Recognizing what they are good at and where they are deficient. I see too many managers who try to do their own graphic design, pitch book development, prospect meetings, speaking engagements, vendor relations, etc. It’s important to know if you excel at all of those tasks or if you should delegate them to someone else. If you’re not a great public speaker and you speak at a large conference, you may alienate a significant potential investor pool. If your pitch book looks like your neighbour’s kid did it, you will have to work harder to overcome that. The stakes are too high to not delegate something that isn’t your competitive advantage. If you’re good at all those things, that’s wonderful. But it is also pretty rare in a skilled portfolio manager.

And, for the record, I eat my own cooking on this one. I know I’m a terrible graphic designer (unless you like stick figures) and a bad sales person. I always make referrals for clients that need things I don’t do well.

9. What are the biggest challenges you see for the hedge fund industry in the next 3 to 5 years?

I think the continued bifurcation of the industry into asset haves and have-nots is a real problem. Again, I think that not investing in a more diverse group of managers stifles innovation and compromises overall industry and individual investor returns.

10. What are the best pieces of advice you can offer to overcome these challenges?

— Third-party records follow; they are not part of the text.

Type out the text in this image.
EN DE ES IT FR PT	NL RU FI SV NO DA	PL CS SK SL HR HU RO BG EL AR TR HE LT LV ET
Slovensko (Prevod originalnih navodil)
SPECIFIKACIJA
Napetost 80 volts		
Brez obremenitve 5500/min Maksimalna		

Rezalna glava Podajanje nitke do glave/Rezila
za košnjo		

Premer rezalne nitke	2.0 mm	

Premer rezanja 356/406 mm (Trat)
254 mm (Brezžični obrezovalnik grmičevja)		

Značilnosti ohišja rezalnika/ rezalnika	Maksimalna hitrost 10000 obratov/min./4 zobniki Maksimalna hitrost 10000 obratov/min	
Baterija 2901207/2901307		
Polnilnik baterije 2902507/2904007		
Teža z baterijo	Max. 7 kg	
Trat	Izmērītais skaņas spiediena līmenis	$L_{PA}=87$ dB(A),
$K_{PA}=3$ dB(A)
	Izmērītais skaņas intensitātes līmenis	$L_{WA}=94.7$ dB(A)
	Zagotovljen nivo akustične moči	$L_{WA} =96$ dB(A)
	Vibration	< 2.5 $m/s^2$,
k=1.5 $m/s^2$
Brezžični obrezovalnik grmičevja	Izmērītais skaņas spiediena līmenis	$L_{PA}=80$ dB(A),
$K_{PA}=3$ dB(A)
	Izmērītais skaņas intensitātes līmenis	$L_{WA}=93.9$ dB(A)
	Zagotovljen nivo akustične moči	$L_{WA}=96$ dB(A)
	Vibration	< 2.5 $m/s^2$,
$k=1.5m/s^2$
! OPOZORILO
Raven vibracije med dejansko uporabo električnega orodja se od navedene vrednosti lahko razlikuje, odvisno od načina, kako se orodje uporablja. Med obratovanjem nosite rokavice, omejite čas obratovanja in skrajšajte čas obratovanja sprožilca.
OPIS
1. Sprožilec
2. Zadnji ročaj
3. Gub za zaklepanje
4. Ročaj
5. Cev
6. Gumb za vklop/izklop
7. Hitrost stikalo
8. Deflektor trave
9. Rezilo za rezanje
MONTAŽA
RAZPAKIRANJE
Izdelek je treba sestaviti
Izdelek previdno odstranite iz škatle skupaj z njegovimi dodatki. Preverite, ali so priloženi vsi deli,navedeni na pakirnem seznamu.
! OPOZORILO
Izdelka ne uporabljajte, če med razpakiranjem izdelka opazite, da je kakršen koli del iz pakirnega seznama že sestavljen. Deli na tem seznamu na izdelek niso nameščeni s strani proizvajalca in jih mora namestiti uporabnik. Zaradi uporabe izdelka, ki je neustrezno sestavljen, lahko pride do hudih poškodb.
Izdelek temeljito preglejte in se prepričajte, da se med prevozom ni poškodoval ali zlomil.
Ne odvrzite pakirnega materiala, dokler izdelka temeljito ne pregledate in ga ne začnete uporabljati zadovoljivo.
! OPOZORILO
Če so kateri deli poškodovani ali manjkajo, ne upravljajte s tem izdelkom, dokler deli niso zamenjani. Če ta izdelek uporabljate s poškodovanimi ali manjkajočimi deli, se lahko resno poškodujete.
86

Emerging managers need to play to win. That means having great marketing materials and being pitch perfect. It means targeting the right investors at the right time and making sure they are ready to effectively court those investors. And of course, it mean generating great returns.

I think investing intermediaries (funds of funds and consultants) need to focus on how to package emerging and diverse managers to facilitate investments. This will enable them to protect their business and provide diversification and value to their end-investors.

And finally, investors need to be willing to embrace cognitive, structural and behavioural diversification as not just a nice-to-have, but as a need-to-have.